Dimanche 21 janvier 2018 à 15h00

Hassa (Turquie), 21 jan 2018 (AFP) — Des militaires turcs sont entrés dimanche en Syrie, au deuxième jour d'une offensive contre une milice kurde que le président Recep Tayyip Erdogan espère conclure "en très peu de temps", mais qui suscite l'inquiétude de Paris.

Le Premier ministre turc Binali Yildirim, cité par les médias, a affirmé que des militaires turcs étaient entrés à 11h05 (08H05 GMT) dans la région d'Afrine, contrôlée par les Unités de protection du peuple (YPG), et que l'artillerie d'Ankara continuait de pilonner dimanche.

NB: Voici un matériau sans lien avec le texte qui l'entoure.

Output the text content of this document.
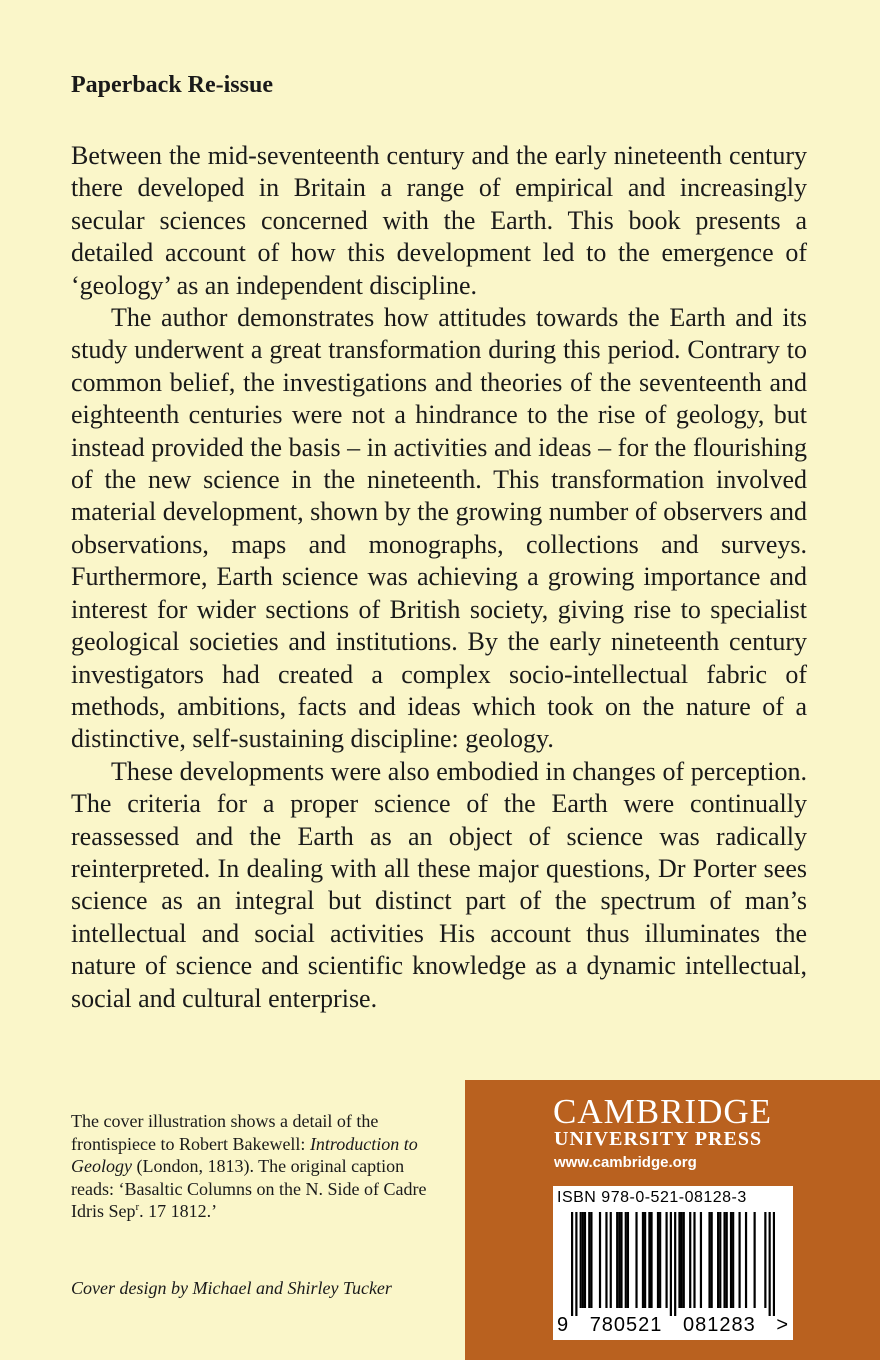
Paperback Re-issue

Between the mid-seventeenth century and the early nineteenth century there developed in Britain a range of empirical and increasingly secular sciences concerned with the Earth. This book presents a detailed account of how this development led to the emergence of ‘geology’ as an independent discipline.

The author demonstrates how attitudes towards the Earth and its study underwent a great transformation during this period. Contrary to common belief, the investigations and theories of the seventeenth and eighteenth centuries were not a hindrance to the rise of geology, but instead provided the basis – in activities and ideas – for the flourishing of the new science in the nineteenth. This transformation involved material development, shown by the growing number of observers and observations, maps and monographs, collections and surveys. Furthermore, Earth science was achieving a growing importance and interest for wider sections of British society, giving rise to specialist geological societies and institutions. By the early nineteenth century investigators had created a complex socio-intellectual fabric of methods, ambitions, facts and ideas which took on the nature of a distinctive, self-sustaining discipline: geology.

These developments were also embodied in changes of perception. The criteria for a proper science of the Earth were continually reassessed and the Earth as an object of science was radically reinterpreted. In dealing with all these major questions, Dr Porter sees science as an integral but distinct part of the spectrum of man’s intellectual and social activities His account thus illuminates the nature of science and scientific knowledge as a dynamic intellectual, social and cultural enterprise.

The cover illustration shows a detail of the frontispiece to Robert Bakewell: Introduction to Geology (London, 1813). The original caption reads: ‘Basaltic Columns on the N. Side of Cadre Idris Sep$^r$. 17 1812.’

Cover design by Michael and Shirley Tucker

CAMBRIDGE
UNIVERSITY PRESS
www.cambridge.org
ISBN 978-0-521-08128-3
9 780521 081283 >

L'offensive turque, baptisée "Rameau d'olivier", risque de tendre davantage les rapports entre Ankara et Washington: les Etats-Unis soutiennent en effet une coalition arabo-kurde, dont font partie les YPG, pour combattre le groupe Etat islamique (EI).

La ministre française des Armées Florence Parly a exhorté Ankara à cesser son offensive, estimant qu'elle ne pouvait que nuire à la lutte contre les jihadistes.

Cette opération a débuté samedi à 14H00 GMT, avec un bombardement aérien d'envergure mené par 72 appareils qui ont frappé plus de 150 cibles, dont l'aéroport militaire de Minnigh, selon l'armée turque.

Les YPG ont affirmé que dix personnes, pour la plupart des civils, avaient été tuées dans ces frappes. L'armée turque affirme pour sa part n'avoir touché que des "terroristes".

Dans une apparente riposte aux frappes turques, quatre roquettes tirées depuis des zones contrôlées par les YPG se sont abattues dans la nuit de samedi à dimanche sur la ville frontalière turque de Kilis, faisant un blessé léger.

Un correspondant de l'AFP a vu quatre pièces d'artillerie turque faire feu dimanche matin en direction de villages de la région d'Afrine, d'où s'élevaient des colonnes de fumée blanche.

- 'Peu de temps' -

"L'opération Rameau d'olivier se déroule comme prévu, l'offensive terrestre a commencé", a indiqué l'état-major turc dans un communiqué dimanche, ajoutant que 153 cibles, dont des abris et des caches d'armes, avaient été touchées.

"Si Dieu le veut, nous terminerons cette opération en très peu de temps", a déclaré lors d'un discours à Bursa (nord-ouest) M. Erdogan, qui a en outre averti que quiconque manifesterait en Turquie contre l'offensive "paierait un prix très élevé".

Réagissant aux informations faisant état de l'entrée de soldats turcs en Syrie, les YPG ont affirmé avoir repoussé une incursion: "La Turquie voulait entrer à Afrine, mais nous avons repoussé leur attaque", a affirmé un porte-parole des YPG, Birusk Hasakeh.

Ankara accuse les YPG d'être la branche syrienne du Parti des travailleurs du Kurdistan (PKK), qui mène une rébellion dans le sud-est de la Turquie depuis plus de trente ans et est considéré par Ankara et ses alliés occidentaux comme une organisation terroriste.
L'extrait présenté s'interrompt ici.